Sebagai makhluk sosial, tentunya tidak dapat dipungkiri bahwa kepribadian dan karakteristik seseorang dibentuk oleh lingkungan di mana dia hidup. Hal tersebut memang menjadikan dasar argumen yang masuk akal, jika dilihat dari perspektif sosiologi. Kepribadian ini kadang dikenal sebagai karakteristik seseorang yang ditunjukan atau yang menggambarkan citra diri seseorang. Kita dapat memahami ini melalui teori sosial-psikologi dari Neo-Freud mengenai kepribadian. Teori ini menjelaskan bahwa relasi sosial adalah faktor yang paling mempengaruhi dalam membentuk dan mengambangkan kepribadian seseorang. Berkaitan dengan hal tersebut, tentunya kita dapat melihat karya-karya seni dari Bintang Tanatimur sebagai cerminan, bagaimana dia tumbuh dan berkembang di lingkungan di mana dia hidup dan tinggal.

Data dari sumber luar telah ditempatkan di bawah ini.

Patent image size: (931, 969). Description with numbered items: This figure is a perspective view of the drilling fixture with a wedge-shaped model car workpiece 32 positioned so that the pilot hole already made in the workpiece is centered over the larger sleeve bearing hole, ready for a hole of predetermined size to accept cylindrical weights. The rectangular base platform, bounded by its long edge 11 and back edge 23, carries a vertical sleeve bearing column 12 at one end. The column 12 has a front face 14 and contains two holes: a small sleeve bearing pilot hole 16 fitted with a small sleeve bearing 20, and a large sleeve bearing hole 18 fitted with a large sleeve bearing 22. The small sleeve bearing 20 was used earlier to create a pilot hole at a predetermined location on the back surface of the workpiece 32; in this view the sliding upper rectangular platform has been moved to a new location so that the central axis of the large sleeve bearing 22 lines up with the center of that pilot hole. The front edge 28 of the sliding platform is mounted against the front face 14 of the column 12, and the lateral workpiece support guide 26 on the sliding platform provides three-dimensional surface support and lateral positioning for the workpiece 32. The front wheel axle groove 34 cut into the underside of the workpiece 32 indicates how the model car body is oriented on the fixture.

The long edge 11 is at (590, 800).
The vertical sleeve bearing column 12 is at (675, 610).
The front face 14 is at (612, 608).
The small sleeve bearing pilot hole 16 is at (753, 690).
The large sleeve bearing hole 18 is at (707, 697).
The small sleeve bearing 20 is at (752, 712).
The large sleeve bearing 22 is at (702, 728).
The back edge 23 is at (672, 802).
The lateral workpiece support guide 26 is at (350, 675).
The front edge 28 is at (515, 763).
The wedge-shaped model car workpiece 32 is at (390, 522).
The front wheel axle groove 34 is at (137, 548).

Kekaryaan Bintang melalui eksplorasi media, bentuk, hingga eksplorasi wacana yang dia angkat dalam proses pertumbuhan artistik maupun estetika, setidaknya dapat kita lihat dari kedekatannya dengan Rumah, Ekosistem Seni, dan Sosial Media.
*****
Rumah dan Eksplorasi Media
Lingkungan pertama yang membentuk kepribadian seseorang adalah rumah. Tempat ini menjadi arena bermain sekaligus belajar bagi Bintang untuk memahami apa yang terjadi dalam kehidupan ini. Tempat tumbuh ini menjadi bagian eksplorasi media, di mana Bintang menemukan objek-objek yang dekat sekali dengan dirinya setiap hari. Selain objek, kedekatanya dengan kerja-kerja seni dan budaya dalam rumah membentuknya juga, seperti yang dilakukan ibunya yang bernama Rina Kurniyati seorang pelukis kaca, dan ayahnya, Mikke Susanto, seorang kurator dan dosen seni rupa di ISI Yogyakarta.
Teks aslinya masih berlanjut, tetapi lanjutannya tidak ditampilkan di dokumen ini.